The founder and manager of the Pardon chain, which sells clothing and fashion accessories in Reunion but does not trade in mainland France, told the court he had withdrawn the bags from stores at the weekend.
Bruni-Sarkozy’s lawyer said the damages demanded were based on what the first lady’s image would be worth at current modeling rates, although she specified that her client no longer wished to market her image as a model.
The bags showed a picture of Bruni-Sarkozy taken in 1993, during her modeling days. It shows her standing in a pigeon-toed pose, covering her private parts with her hands. An original print of the black-and-white photo by Michel Comte fetched $91,000 at an auction in New York in April.

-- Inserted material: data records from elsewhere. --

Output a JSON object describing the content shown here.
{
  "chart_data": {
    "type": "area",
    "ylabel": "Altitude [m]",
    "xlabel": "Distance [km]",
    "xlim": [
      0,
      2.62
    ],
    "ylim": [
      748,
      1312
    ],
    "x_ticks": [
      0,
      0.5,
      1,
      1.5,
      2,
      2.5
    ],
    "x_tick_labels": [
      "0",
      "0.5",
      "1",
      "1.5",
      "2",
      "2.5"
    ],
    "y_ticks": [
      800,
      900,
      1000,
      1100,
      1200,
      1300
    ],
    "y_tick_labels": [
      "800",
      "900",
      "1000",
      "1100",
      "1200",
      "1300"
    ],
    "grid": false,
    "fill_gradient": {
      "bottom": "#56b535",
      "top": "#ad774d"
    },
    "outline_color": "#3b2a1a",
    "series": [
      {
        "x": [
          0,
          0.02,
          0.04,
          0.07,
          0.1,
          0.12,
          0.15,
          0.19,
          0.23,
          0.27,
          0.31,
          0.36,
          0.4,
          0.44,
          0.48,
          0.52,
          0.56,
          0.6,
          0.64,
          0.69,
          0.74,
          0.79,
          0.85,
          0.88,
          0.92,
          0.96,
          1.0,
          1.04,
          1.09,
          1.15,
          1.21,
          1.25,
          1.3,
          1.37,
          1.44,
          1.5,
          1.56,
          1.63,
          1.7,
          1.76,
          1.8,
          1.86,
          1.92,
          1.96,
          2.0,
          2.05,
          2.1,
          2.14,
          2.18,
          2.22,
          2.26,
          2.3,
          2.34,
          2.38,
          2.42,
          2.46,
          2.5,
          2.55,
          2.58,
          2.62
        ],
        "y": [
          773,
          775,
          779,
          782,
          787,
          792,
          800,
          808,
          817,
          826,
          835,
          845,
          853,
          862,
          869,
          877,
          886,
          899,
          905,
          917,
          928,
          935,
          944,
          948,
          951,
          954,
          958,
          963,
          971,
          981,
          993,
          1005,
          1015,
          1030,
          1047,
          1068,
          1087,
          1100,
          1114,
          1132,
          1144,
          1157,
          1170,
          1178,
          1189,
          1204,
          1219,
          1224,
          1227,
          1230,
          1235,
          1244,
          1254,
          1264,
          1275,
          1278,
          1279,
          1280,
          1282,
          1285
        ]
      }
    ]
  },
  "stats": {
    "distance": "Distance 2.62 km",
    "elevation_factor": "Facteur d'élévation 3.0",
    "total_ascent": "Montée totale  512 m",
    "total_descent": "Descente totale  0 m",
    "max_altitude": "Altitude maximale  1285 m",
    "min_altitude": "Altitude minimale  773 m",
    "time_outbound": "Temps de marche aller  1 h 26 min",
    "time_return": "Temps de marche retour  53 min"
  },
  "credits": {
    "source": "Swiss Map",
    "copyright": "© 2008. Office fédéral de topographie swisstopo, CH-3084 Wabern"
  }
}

The bags were on sale last week for 3 euros each. Customers were given a free bag if they spent more than five euros.
The court is expected to deliver its ruling on Thursday.
Sarkozy himself went to court in October demanding a ban on sales of a voodoo doll representing him, sold with a manual encouraging buyers to stick pins in it. An appeals court said the doll was an “offence against the personal dignity” of Sarkozy, but it would be disproportionate to ban it.
The doll court case was widely ridiculed in the French media. Sarkozy was accused of double standards by critics who recalled that, in the name of freedom of expression, he had sided with a French newspaper that printed cartoons of the Prophet Mohammad that caused worldwide uproar in 2006.
The Sarkozys also sued Irish airline Ryanair over an advert featuring Carla musing that thanks to cheap flights, her Italian relatives would be able to attend her wedding to Sarkozy.
A French court ordered Ryanair to pay symbolic damages of one euro to Sarkozy and 60,000 euros to his wife.